Cabe a Gilmar Mendes, na condição de presidente da 2ª Turma, definir a pauta de julgamentos, e ele vem se aproveitando dessa prerrogativa para fazer picadinho das decisões da Lava-Jato e submeter a reputação do ex-juiz e ex-ministro Sérgio Moro a um processo de esquartejamento. Isso torna o voto Celso de Mello fundamental para definir o placar, ainda que não se descarte a possibilidade de algum ministro da 1ª Turma pedir transferência para a segunda.

Em atenção a quem já não se lembra de quando e como teve início essa novela, o HC impetrado pela defesa de Lula visa anular o processo do tríplex com base na suposta parcialidade do ex-juiz Sérgio Moro, inobstante a sentença condenatória proferida pelo então magistrado ter sido confirmada em segunda e terceira instâncias, e de quase uma centena de recursos terem sido rejeitados. 

Quando o HC foi a julgamento no final de 2018, Lewandowski, que então presidia a 2ª Turma, comunicou que tinha uma “notícia de pedido de adiamento”. Fachin, relator dos processos da Lava-Jato no STF, disse não ter conhecimento desse pedido, e o conspícuo causídico Cristiano Zanin, coordenador da equipe de criminalistas estrelados e regiamente pagos para defender o corrupto de Garanhuns e igualmente enrolado na Lava-Jato (meu Deus! Não escapa um!), subiu à tribuna para esclarecer que havia impetrado outro habeas corpus na véspera, e que gostaria que ambos fossem julgados conjuntamente. 
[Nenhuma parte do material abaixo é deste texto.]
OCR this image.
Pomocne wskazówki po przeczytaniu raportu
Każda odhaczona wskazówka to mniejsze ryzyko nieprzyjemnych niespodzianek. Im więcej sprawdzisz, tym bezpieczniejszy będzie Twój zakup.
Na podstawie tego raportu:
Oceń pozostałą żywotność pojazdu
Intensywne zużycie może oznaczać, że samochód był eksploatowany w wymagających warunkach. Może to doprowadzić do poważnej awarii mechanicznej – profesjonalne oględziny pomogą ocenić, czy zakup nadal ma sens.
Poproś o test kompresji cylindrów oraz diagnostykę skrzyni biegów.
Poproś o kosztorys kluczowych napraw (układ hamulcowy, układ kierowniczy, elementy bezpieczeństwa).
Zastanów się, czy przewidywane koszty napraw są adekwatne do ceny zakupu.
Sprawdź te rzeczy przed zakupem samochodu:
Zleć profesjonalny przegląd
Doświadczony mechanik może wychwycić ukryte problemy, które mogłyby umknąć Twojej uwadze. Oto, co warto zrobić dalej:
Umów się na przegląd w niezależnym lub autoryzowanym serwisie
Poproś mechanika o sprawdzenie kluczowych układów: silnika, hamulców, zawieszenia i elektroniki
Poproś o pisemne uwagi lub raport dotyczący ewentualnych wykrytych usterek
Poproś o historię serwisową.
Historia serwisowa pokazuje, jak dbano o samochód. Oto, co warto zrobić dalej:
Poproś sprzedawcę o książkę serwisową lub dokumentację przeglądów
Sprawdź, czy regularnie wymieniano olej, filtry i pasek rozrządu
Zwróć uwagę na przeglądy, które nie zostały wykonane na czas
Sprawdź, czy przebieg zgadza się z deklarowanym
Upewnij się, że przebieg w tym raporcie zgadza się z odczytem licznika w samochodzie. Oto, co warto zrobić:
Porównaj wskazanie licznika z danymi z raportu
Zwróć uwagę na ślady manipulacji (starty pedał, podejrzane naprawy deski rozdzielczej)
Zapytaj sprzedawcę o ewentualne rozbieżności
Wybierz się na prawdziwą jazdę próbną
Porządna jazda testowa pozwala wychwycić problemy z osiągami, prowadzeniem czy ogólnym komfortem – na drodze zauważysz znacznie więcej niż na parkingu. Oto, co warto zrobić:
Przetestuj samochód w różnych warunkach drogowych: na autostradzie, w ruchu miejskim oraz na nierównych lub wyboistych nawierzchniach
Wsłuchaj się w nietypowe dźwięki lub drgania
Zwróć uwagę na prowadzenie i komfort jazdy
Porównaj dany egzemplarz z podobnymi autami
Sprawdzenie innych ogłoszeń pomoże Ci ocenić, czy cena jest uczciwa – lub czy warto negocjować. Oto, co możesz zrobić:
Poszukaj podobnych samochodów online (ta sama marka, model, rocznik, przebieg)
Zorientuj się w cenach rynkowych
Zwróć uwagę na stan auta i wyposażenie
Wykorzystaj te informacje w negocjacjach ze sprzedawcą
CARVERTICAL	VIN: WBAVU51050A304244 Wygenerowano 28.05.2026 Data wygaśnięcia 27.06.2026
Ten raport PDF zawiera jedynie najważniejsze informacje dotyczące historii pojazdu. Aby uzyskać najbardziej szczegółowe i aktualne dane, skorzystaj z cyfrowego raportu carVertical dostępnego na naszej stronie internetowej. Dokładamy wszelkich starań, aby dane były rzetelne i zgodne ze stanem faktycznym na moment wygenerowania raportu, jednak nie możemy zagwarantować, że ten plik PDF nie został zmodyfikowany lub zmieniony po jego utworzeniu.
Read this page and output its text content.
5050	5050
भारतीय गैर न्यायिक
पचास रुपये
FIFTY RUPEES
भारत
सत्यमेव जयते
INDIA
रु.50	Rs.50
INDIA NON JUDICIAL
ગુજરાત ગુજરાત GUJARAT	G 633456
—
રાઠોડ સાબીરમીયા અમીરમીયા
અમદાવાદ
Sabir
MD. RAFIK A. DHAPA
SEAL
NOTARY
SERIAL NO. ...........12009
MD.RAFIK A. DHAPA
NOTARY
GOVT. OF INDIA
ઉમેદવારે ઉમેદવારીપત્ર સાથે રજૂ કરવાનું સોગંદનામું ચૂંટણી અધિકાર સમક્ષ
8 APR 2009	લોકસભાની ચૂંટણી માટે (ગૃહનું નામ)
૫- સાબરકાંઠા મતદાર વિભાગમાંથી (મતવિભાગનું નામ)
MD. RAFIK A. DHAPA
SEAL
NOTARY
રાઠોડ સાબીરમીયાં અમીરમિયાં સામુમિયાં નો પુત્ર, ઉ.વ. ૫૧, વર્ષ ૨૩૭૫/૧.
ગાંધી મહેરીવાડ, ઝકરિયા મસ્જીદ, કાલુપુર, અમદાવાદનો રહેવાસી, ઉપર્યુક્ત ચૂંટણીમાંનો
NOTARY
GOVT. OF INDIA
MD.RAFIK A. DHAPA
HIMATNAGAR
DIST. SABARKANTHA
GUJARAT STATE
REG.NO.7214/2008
Fachin argumentou que o novo pedido sequer havia chegado a seu gabinete, e que o julgamento deveria prosseguir. Lewandowski observou ser de praxe naquela Corte atender a pedidos de adiamento; Fachin disse que estava no STF havia algum tempo e sabia disso, mas insistiu em seguir com o julgamento.

Gilmar saiu em defesa de seu parceiro na "cruzada pela soltura de tudo e todos": “Foram tantos casos trazidos a propósito do paciente Lula que, salvo engano, nenhum habeas corpus foi julgado pela turma, ponderou o laxante de toga. Fachin reiterou que é do relator a competência de levar uma processo a plenário, mas Lewandowski, pegando a deixa do dublê de representante de Amon-Rá e ave psitaciforme da família dos Psittacidaes, insistiu que as turmas têm competência de enviar processos ao plenário, e que, no caso de Lula, era isso que deveria ser feito, até porque a suposta suspeição de Moro estava prestes a ser julgada pelo Conselho Nacional de Justiça, e a análise do habeas corpus pela turma poderia “influenciar ou desautorizar” esse julgamento.

Como Celso de Mello e Cármen Lúcia acompanharam o voto do relator, as investidas pró-defesa restaram inexitosas, e o julgamento do mérito foi iniciado após um breve intervalo. Fachin abriu abriu o placar votando pela rejeição do HCCármen seguiu seu voto. Antevendo a derrota que se avizinhava, Medes pediu vista, e assim o julgamento foi suspenso. Até agora. 

No mês passado, a profícua parceria Mendes/Lewandowski extirpou a delação de Palocci do processo em que Lula é acusado de receber propina da Odebrecht na forma de um terreno para a construção da nova sede de seu Instituto. Dada a ausência de Cármen Lúcia, o único voto dissonante foi o do ministro Fachin, já que os garantistas de ocasião “entenderam” que Moro foi “parcial” ao usar o depoimento de Palocci no processo do ex-presidente corrupto “para criar um fato político às vésperas das eleições presidenciais de 2018”. 

Também em agosto, a 2ª Turma anulou a sentença de Moro no caso do Banestado. Embora Cármen Lúcia e Fachin tenham votado pela manutenção da decisão do ex-juiz, a ausência do decano propiciou o empate, validando o entendimento de teria havido juntada de documentos aos autos após o encerramento da instrução processual, o que culminou com a anulação da condenação o doleiro Paulo Roberto Krug (a despeito de a decisão do ex-juiz da Lava-Jato ter sido confirmada tanto pelo TRF-4 quanto pelo STJ).

Vamos acompanhar e ver que bicho dá.